有了这个：https://github.com/amir20/phantomjs-node

下面是代码：

phantom.create().then(ph => { 
    _ph = ph; 
    return _ph.createPage(); 
}).then(page => { 
    _page = page; 
    return _page.open(url); 
}).then(status => { 
    return _page.property('content'); 
}).then(content => { 
    console.log(content); 
    _page.close(); 
    _ph.exit(); 
}).catch(e => console.log(e));

问题是反应内容不呈现，它只是说："在实际反应成分应该被加载。

如何取消呈现的反应组件？我最初从纯粹的节点请求解决方案切换到PhantomJS来解决这个问题，但现在我陷入困境。

UPDATE：

所以我没有真正的解决办法呢。我切换到NightmareJS（https://github.com/segmentio/nightmare），它有一个不错的.wait('.some-selector')函数，该函数等待指定的选择器加载。这解决了我动态加载的反应组件的问题。

来源

2016-11-05 DennisKo

此包是否支持接收page.onError回调？有没有错误？ – Vaviloff

是的，有'console.log（status）;'并且它返回成功。

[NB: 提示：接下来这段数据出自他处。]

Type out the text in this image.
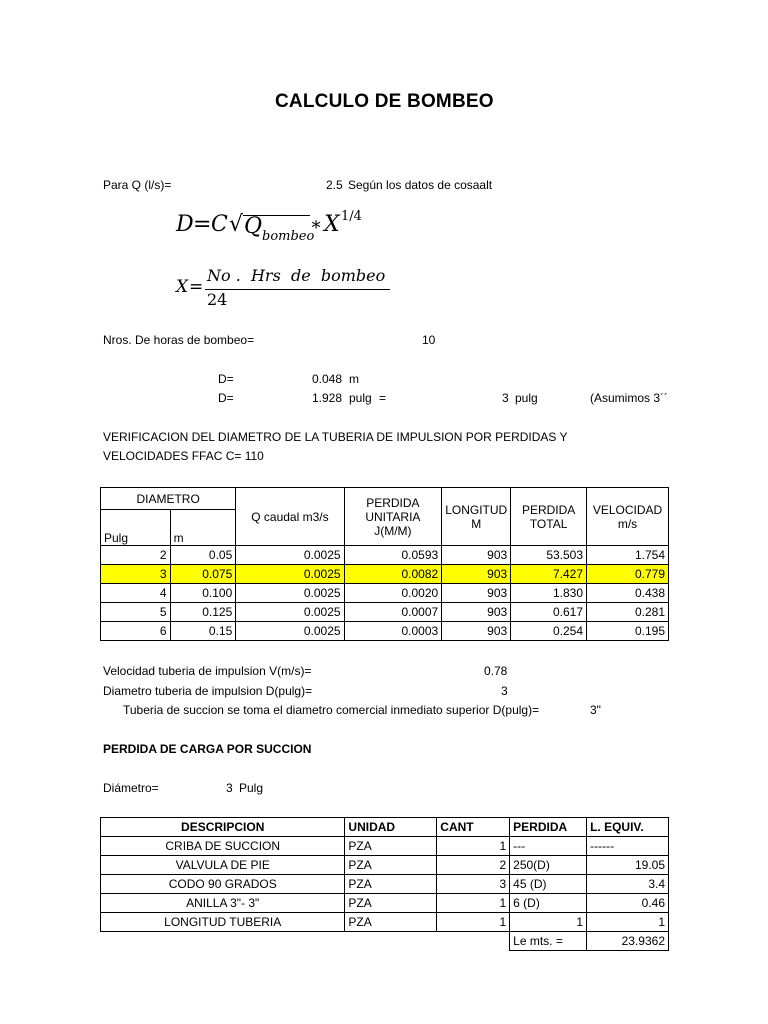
CALCULO DE BOMBEO
Para Q (l/s)=	2.5 Según los datos de cosaalt
D = C √ Q bombeo
∗ X 1/4
X =
No .  Hrs  de  bombeo
24
Nros. De horas de bombeo=	10
D=	0.048 m
D=	1.928 pulg =	3 pulg	(Asumimos 3´´
VERIFICACION DEL DIAMETRO DE LA TUBERIA DE IMPULSION POR PERDIDAS Y
VELOCIDADES FFAC C= 110
DIAMETRO		Q caudal m3/s	PERDIDA UNITARIA J(M/M)	LONGITUD M	PERDIDA TOTAL	VELOCIDAD m/s
Pulg	m					
2	0.05	0.0025	0.0593	903	53.503	1.754
3	0.075	0.0025	0.0082	903	7.427	0.779
4	0.100	0.0025	0.0020	903	1.830	0.438
5	0.125	0.0025	0.0007	903	0.617	0.281
6	0.15	0.0025	0.0003	903	0.254	0.195
Velocidad tuberia de impulsion V(m/s)=	0.78
Diametro tuberia de impulsion D(pulg)=	3
Tuberia de succion se toma el diametro comercial inmediato superior D(pulg)=	3"
PERDIDA DE CARGA POR SUCCION
Diámetro=	3 Pulg
DESCRIPCION	UNIDAD	CANT	PERDIDA	L. EQUIV.
CRIBA DE SUCCION	PZA	1	---	------
VALVULA DE PIE	PZA	2	250(D)	19.05
CODO 90 GRADOS	PZA	3	45 (D)	3.4
ANILLA 3"- 3"	PZA	1	6 (D)	0.46
LONGITUD TUBERIA	PZA	1	1	1
			Le mts. =	23.9362
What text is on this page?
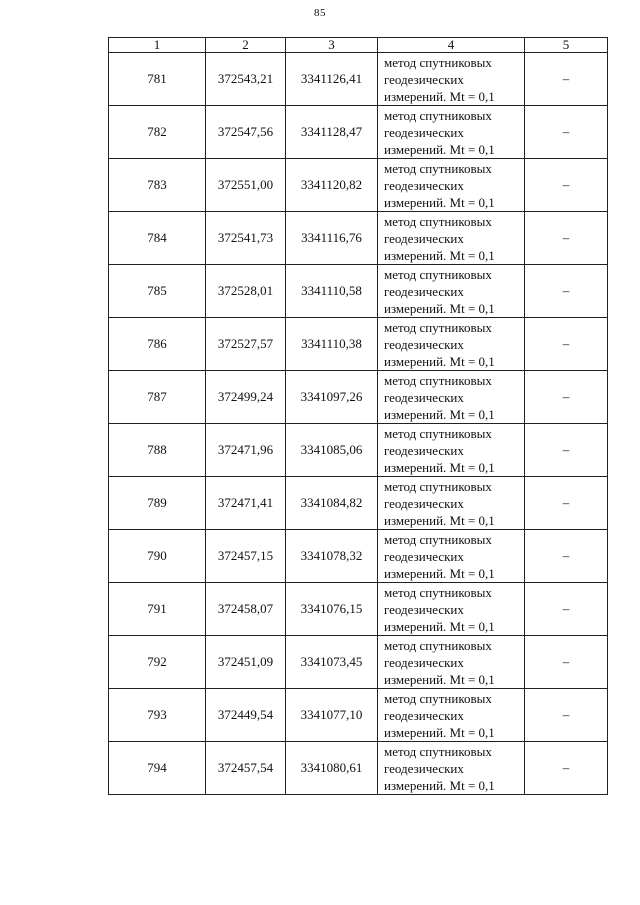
85
1	2	3	4	5
781	372543,21	3341126,41	метод спутниковых
геодезических
измерений. Mt = 0,1	–
782	372547,56	3341128,47	метод спутниковых
геодезических
измерений. Mt = 0,1	–
783	372551,00	3341120,82	метод спутниковых
геодезических
измерений. Mt = 0,1	–
784	372541,73	3341116,76	метод спутниковых
геодезических
измерений. Mt = 0,1	–
785	372528,01	3341110,58	метод спутниковых
геодезических
измерений. Mt = 0,1	–
786	372527,57	3341110,38	метод спутниковых
геодезических
измерений. Mt = 0,1	–
787	372499,24	3341097,26	метод спутниковых
геодезических
измерений. Mt = 0,1	–
788	372471,96	3341085,06	метод спутниковых
геодезических
измерений. Mt = 0,1	–
789	372471,41	3341084,82	метод спутниковых
геодезических
измерений. Mt = 0,1	–
790	372457,15	3341078,32	метод спутниковых
геодезических
измерений. Mt = 0,1	–
791	372458,07	3341076,15	метод спутниковых
геодезических
измерений. Mt = 0,1	–
792	372451,09	3341073,45	метод спутниковых
геодезических
измерений. Mt = 0,1	–
793	372449,54	3341077,10	метод спутниковых
геодезических
измерений. Mt = 0,1	–
794	372457,54	3341080,61	метод спутниковых
геодезических
измерений. Mt = 0,1	–
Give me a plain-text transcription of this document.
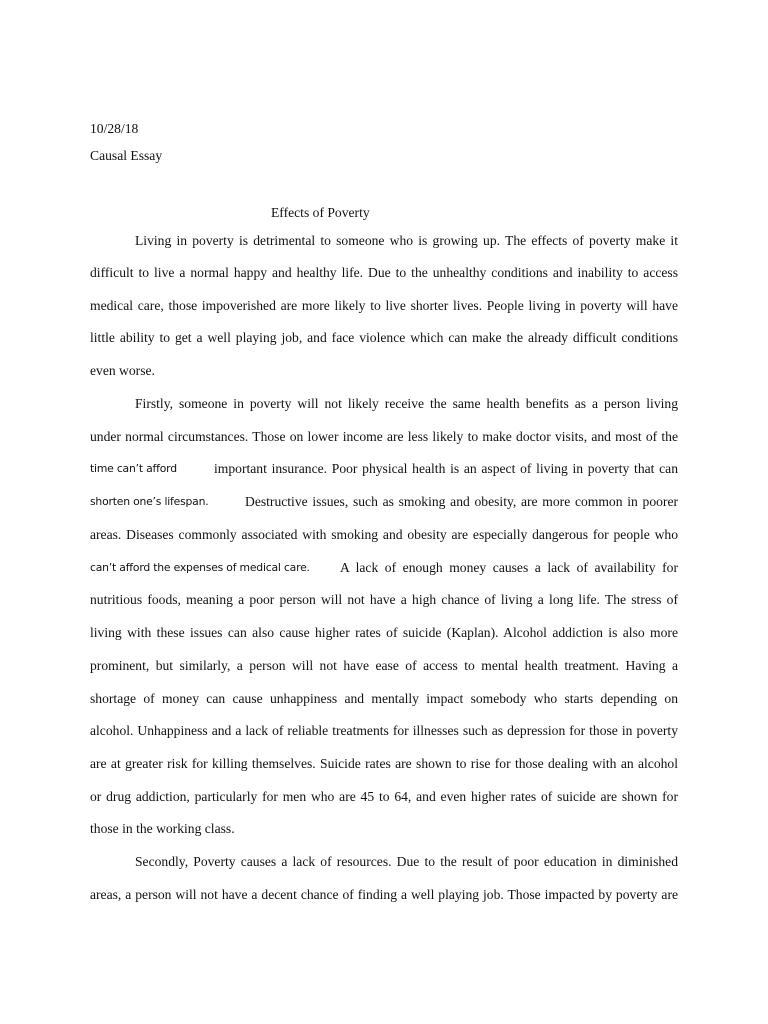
10/28/18
Causal Essay
Effects of Poverty
Living in poverty is detrimental to someone who is growing up. The effects of poverty make it
difficult to live a normal happy and healthy life. Due to the unhealthy conditions and inability to access
medical care, those impoverished are more likely to live shorter lives. People living in poverty will have
little ability to get a well playing job, and face violence which can make the already difficult conditions
even worse.
Firstly, someone in poverty will not likely receive the same health benefits as a person living
under normal circumstances. Those on lower income are less likely to make doctor visits, and most of the
time can’t afford	important insurance. Poor physical health is an aspect of living in poverty that can
shorten one’s lifespan.	Destructive issues, such as smoking and obesity, are more common in poorer
areas. Diseases commonly associated with smoking and obesity are especially dangerous for people who
can’t afford the expenses of medical care. A lack of enough money causes a lack of availability for
nutritious foods, meaning a poor person will not have a high chance of living a long life. The stress of
living with these issues can also cause higher rates of suicide (Kaplan). Alcohol addiction is also more
prominent, but similarly, a person will not have ease of access to mental health treatment. Having a
shortage of money can cause unhappiness and mentally impact somebody who starts depending on
alcohol. Unhappiness and a lack of reliable treatments for illnesses such as depression for those in poverty
are at greater risk for killing themselves. Suicide rates are shown to rise for those dealing with an alcohol
or drug addiction, particularly for men who are 45 to 64, and even higher rates of suicide are shown for
those in the working class.
Secondly, Poverty causes a lack of resources. Due to the result of poor education in diminished
areas, a person will not have a decent chance of finding a well playing job. Those impacted by poverty are
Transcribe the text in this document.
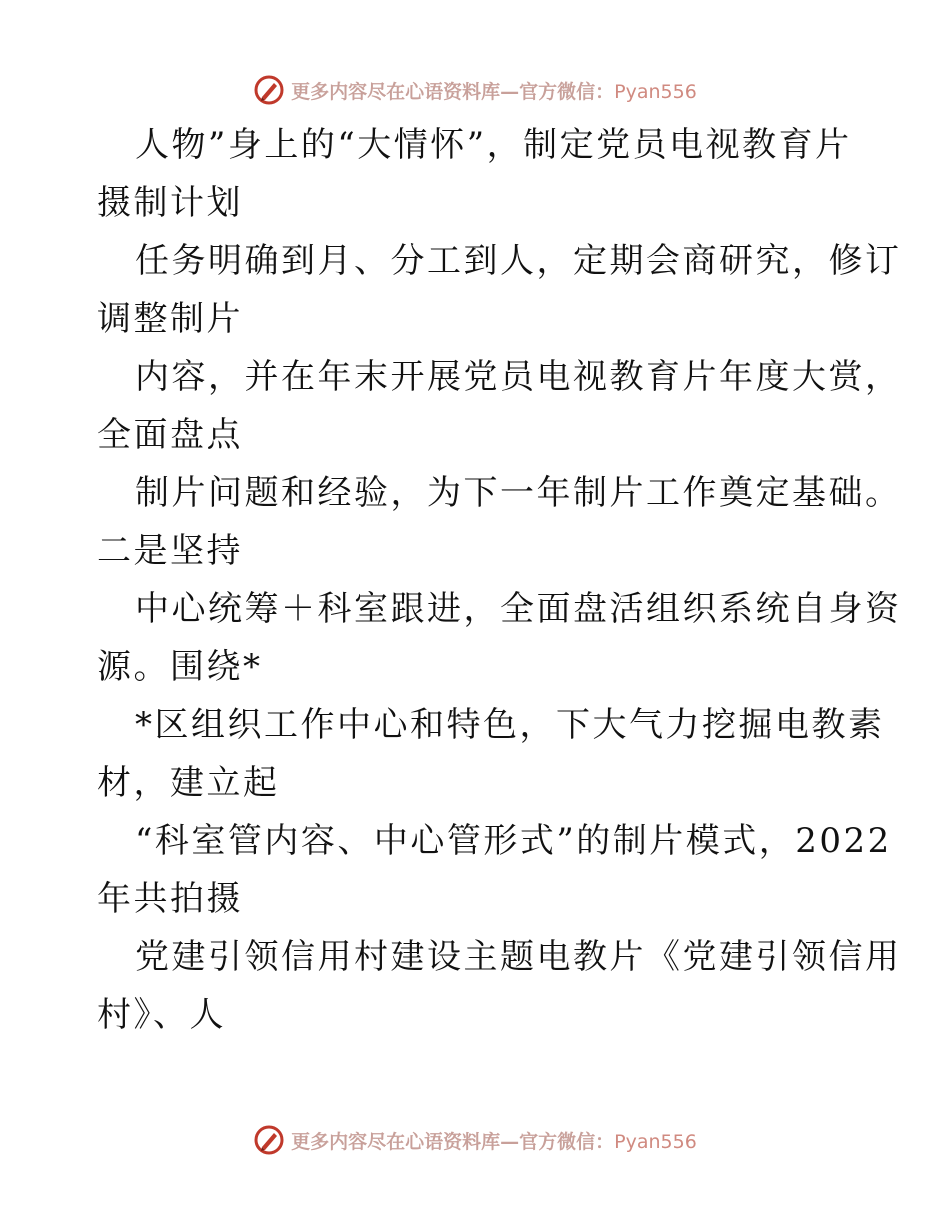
更多内容尽在心语资料库—官方微信：Pyan556
人物”身上的“大情怀”，制定党员电视教育片
摄制计划
任务明确到月、分工到人，定期会商研究，修订
调整制片
内容，并在年末开展党员电视教育片年度大赏，
全面盘点
制片问题和经验，为下一年制片工作奠定基础。
二是坚持
中心统筹＋科室跟进，全面盘活组织系统自身资
源。围绕*
*区组织工作中心和特色，下大气力挖掘电教素
材，建立起
“科室管内容、中心管形式”的制片模式，2022
年共拍摄
党建引领信用村建设主题电教片《党建引领信用
村》、人
更多内容尽在心语资料库—官方微信：Pyan556
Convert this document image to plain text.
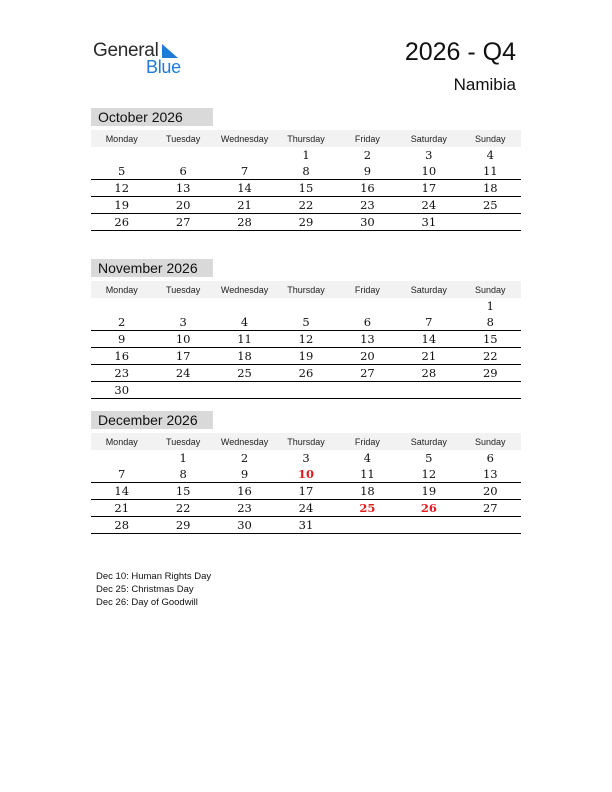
General
Blue
2026 - Q4
Namibia
October 2026
Monday	Tuesday	Wednesday	Thursday	Friday	Saturday	Sunday
			1	2	3	4
5	6	7	8	9	10	11
12	13	14	15	16	17	18
19	20	21	22	23	24	25
26	27	28	29	30	31	
November 2026
Monday	Tuesday	Wednesday	Thursday	Friday	Saturday	Sunday
						1
2	3	4	5	6	7	8
9	10	11	12	13	14	15
16	17	18	19	20	21	22
23	24	25	26	27	28	29
30						
December 2026
Monday	Tuesday	Wednesday	Thursday	Friday	Saturday	Sunday
	1	2	3	4	5	6
7	8	9	10	11	12	13
14	15	16	17	18	19	20
21	22	23	24	25	26	27
28	29	30	31			
Dec 10: Human Rights Day
Dec 25: Christmas Day
Dec 26: Day of Goodwill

我得到整个HTML内容，除了反应组件，我得到了'<！ - react-empty：1 - >' – DennisKo

我怀疑'status'，如果来自'page.open'回调，并且您需要检查页面中的错误.onError回调。可能是这样的：[为什么我不能使用PhantomJS渲染我的ReactJS应用程序]（http://stackoverflow.com/questions/38469005/why-i-am-not-able-to-render-my-reactjs -application-using-phantomjs-2-1-1） – Vaviloff

我想你应该等待在页面加载后渲染页面上的反应元素。下面是使用Q承诺的这种等待功能的一个例子。该函数返回一个承诺并每隔50ms检查页面状态。如果达到所需的页面状态，则该功能解决该承诺。在超时的情况下，该功能拒绝承诺。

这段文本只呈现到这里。